Nor htíd the sheriff’s deed become competent evidence under the statute by virtue of the recorder’s certificate. That the authentication prescribed for it is acknowledgment before the court, and not before a magistrate, shows that it is not within the purview of the recording laws. . It is argued that the acknowledgment is before a Judge, when it is before all the Judges who compose a court. It is certified, however, not according to the requisition of those laws, by a Judge as the act of a magistrate, but by the prothonotary as the act of a body; and the caption is different. What statute authorizes a recorder to act on the certificate of a prothonotary? If a sheriff’s deed might thus be authenticated, an affidavit of the subscribing witnesses would also give it effect, by entitling it to entry of record. But it is a link in a chain of judicial proceedings; and being already of record, it would be as useless to record it over again, for purposes of notice, as it would be to record the other proceedings in the action. It would occasion perplexity and uncertainty, if purchasers were bound to resort to different offices, as independent sources of information, instead of but one.

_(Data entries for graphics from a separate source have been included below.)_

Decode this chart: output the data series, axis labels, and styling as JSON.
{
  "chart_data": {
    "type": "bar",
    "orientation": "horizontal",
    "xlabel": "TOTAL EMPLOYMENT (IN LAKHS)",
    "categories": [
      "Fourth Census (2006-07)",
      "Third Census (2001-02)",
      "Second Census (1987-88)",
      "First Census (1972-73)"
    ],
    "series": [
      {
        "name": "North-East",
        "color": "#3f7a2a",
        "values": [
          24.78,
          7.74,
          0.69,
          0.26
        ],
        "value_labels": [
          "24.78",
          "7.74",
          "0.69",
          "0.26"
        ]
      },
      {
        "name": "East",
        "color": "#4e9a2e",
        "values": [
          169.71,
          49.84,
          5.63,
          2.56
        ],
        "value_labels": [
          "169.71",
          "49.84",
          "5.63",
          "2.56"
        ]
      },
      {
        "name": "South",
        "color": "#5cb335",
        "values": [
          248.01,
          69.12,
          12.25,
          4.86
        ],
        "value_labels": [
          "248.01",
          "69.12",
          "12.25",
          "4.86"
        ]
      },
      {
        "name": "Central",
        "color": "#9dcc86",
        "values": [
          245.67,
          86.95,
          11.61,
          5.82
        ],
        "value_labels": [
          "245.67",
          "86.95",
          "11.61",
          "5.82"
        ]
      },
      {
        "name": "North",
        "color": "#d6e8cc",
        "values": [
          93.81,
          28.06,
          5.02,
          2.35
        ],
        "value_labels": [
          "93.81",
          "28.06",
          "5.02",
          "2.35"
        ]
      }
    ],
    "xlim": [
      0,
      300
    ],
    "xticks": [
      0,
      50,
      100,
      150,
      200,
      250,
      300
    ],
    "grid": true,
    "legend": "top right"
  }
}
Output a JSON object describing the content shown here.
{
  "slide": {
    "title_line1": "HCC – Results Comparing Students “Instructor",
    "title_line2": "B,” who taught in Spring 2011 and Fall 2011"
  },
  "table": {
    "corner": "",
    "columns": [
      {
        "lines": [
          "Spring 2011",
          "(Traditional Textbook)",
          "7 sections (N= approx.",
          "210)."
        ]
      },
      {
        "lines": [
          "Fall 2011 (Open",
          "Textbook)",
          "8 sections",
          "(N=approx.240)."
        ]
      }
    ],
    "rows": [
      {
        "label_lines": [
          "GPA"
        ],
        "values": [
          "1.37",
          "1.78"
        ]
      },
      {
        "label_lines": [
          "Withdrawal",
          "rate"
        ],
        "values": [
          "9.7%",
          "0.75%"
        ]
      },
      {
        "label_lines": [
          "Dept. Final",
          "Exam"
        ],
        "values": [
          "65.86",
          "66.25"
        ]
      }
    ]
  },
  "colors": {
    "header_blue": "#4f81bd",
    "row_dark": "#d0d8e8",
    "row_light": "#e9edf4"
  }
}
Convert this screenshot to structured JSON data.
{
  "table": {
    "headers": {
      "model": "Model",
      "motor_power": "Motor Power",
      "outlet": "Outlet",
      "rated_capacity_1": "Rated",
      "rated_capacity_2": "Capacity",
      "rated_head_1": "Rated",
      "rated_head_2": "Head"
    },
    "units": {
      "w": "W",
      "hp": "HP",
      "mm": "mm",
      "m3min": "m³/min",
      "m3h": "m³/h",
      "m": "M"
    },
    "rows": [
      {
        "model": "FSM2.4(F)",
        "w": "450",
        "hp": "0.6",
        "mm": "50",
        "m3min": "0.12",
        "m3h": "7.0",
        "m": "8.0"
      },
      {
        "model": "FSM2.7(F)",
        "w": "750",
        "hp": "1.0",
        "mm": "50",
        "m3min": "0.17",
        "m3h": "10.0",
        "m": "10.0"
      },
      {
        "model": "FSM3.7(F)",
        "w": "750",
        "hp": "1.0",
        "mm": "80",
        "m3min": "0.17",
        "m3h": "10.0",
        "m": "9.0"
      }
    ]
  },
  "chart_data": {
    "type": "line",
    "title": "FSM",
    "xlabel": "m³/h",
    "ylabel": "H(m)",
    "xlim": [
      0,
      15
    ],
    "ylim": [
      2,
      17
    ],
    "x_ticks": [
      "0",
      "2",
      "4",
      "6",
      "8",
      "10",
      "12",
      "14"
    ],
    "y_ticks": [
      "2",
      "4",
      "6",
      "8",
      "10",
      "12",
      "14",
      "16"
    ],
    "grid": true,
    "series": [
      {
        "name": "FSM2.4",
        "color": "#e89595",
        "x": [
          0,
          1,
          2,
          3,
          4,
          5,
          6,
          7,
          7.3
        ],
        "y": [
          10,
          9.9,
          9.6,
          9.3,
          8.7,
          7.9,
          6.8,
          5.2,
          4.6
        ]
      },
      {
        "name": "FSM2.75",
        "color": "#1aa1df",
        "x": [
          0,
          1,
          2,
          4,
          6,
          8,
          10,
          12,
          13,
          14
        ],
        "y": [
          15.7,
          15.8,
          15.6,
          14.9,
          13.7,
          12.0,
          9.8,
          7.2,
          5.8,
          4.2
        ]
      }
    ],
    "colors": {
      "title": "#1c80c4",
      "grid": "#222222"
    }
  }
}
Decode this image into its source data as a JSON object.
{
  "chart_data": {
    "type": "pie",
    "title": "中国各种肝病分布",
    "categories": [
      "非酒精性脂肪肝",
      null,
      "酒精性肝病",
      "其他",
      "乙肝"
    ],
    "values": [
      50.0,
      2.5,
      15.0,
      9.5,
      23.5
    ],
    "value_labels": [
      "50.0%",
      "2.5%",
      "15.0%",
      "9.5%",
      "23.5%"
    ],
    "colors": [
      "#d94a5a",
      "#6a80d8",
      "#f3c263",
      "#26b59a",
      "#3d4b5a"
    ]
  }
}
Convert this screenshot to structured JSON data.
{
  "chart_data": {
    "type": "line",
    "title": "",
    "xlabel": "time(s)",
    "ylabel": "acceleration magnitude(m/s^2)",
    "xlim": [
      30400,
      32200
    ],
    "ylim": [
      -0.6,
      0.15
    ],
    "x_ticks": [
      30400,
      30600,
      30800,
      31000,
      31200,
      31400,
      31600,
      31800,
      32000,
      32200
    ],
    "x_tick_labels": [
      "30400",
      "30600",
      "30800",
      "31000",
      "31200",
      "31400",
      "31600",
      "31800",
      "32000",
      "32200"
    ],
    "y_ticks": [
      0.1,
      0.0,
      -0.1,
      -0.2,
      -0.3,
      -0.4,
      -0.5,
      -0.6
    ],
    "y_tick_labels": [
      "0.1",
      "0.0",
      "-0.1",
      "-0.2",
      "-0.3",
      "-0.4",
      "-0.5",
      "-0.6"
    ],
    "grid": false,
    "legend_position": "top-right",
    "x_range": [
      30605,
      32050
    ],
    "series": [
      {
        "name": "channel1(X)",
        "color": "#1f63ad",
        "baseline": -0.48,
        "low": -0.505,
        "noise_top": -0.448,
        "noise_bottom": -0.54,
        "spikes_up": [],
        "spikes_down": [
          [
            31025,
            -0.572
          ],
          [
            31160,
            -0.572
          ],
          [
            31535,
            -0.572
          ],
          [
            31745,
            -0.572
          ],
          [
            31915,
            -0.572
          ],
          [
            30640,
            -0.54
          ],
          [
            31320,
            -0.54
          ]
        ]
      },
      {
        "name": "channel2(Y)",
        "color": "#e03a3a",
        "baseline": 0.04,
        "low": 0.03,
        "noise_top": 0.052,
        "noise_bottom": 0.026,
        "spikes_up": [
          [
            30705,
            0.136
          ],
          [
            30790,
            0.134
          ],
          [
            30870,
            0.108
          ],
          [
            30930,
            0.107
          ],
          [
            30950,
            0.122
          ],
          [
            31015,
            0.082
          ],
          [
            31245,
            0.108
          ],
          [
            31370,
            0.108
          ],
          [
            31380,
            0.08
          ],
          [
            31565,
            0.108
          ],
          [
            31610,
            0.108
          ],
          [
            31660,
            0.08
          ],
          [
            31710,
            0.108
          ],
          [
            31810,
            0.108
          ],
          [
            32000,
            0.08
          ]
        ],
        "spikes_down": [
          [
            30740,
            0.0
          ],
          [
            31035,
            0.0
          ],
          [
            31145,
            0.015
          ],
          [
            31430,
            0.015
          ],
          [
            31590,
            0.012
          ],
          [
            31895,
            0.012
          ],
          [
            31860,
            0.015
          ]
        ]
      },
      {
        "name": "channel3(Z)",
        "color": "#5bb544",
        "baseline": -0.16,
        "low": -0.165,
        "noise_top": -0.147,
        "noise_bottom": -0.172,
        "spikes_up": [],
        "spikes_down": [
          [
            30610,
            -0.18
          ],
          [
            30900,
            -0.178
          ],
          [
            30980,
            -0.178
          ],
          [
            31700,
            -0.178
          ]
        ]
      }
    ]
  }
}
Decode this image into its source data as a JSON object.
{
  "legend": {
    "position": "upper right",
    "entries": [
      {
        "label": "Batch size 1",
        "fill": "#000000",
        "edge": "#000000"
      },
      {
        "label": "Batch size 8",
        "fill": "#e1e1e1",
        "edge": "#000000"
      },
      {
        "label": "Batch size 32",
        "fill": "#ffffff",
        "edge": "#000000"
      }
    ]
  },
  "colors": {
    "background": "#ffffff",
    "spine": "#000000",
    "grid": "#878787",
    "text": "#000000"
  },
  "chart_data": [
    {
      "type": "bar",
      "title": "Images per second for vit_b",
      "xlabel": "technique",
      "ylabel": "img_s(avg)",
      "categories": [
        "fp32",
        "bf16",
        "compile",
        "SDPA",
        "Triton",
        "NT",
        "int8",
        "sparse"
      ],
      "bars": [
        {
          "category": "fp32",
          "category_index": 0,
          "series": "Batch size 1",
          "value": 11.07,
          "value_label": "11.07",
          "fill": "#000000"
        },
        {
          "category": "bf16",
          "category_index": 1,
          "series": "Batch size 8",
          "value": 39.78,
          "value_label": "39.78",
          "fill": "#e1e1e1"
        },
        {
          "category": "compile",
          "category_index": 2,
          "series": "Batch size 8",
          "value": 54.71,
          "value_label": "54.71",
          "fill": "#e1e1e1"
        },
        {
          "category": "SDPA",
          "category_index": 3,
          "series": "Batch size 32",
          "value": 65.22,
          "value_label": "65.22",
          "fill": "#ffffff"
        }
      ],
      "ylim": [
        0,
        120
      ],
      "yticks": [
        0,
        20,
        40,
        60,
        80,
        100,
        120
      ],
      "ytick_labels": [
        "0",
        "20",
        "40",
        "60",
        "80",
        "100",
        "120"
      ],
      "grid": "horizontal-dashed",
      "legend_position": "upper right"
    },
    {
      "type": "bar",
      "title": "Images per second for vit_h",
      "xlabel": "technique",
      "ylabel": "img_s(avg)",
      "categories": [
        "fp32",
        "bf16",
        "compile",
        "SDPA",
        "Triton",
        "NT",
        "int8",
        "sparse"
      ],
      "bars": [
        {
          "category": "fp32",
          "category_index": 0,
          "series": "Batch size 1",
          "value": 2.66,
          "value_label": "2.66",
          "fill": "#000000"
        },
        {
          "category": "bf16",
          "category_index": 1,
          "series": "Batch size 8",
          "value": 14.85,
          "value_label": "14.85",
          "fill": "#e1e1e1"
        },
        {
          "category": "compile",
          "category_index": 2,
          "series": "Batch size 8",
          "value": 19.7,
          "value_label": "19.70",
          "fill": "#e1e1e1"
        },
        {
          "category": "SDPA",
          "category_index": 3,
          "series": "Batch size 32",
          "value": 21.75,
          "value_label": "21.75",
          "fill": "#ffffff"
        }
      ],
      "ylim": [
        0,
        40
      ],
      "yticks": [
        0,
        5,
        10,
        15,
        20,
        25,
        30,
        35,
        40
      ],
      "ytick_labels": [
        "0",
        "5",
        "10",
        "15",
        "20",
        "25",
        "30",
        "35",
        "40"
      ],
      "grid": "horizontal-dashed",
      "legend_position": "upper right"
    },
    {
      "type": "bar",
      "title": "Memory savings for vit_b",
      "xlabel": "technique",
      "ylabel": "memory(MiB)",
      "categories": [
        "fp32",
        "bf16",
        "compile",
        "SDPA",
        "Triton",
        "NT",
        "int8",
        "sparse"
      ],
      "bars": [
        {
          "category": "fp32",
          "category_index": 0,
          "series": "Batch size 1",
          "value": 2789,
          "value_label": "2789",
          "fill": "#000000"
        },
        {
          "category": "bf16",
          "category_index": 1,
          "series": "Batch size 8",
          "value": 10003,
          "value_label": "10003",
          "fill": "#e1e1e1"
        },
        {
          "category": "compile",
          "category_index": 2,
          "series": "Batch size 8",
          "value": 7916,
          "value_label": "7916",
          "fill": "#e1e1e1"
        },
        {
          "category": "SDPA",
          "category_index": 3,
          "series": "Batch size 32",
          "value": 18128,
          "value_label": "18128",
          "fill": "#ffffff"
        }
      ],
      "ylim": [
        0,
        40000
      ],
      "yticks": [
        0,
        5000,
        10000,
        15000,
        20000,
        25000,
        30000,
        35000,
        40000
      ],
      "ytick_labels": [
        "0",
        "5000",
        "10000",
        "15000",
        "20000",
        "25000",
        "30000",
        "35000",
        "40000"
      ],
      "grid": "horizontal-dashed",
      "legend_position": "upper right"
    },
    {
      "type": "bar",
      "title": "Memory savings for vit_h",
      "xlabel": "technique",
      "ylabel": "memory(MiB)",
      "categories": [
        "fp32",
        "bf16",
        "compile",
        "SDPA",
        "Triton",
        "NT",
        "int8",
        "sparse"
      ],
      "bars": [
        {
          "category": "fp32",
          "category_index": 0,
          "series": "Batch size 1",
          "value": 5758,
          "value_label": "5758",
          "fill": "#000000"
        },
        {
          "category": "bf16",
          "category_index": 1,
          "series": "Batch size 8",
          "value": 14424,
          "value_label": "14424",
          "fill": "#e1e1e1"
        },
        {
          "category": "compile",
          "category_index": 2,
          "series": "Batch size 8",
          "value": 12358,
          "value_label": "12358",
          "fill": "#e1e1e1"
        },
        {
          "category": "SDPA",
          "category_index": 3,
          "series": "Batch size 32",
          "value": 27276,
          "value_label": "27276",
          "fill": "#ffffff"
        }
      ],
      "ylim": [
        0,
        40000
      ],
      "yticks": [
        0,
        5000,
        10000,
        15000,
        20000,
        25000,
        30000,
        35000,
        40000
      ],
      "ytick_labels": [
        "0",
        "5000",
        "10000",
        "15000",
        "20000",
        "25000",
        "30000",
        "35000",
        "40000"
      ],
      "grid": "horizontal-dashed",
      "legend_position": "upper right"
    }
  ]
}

Such a deed might be beneficially recorded for purposes of preservation; but to authorize it, would require a statute. The recording Acts, however, give no more effect to an exemplification, than common law proof of execution would give to the original. They dispense with every other act of authentication than the certificate of the magistrate, or the affidavit of the subscribing witnesses ; but they certainly do not make an attested copy competent where the original would not be so. The deed before us did not fill the gap in the plaintiff’s title; and, on both grounds, it ought to have been excluded. .

Judgment reversed, and venire de novo awarded.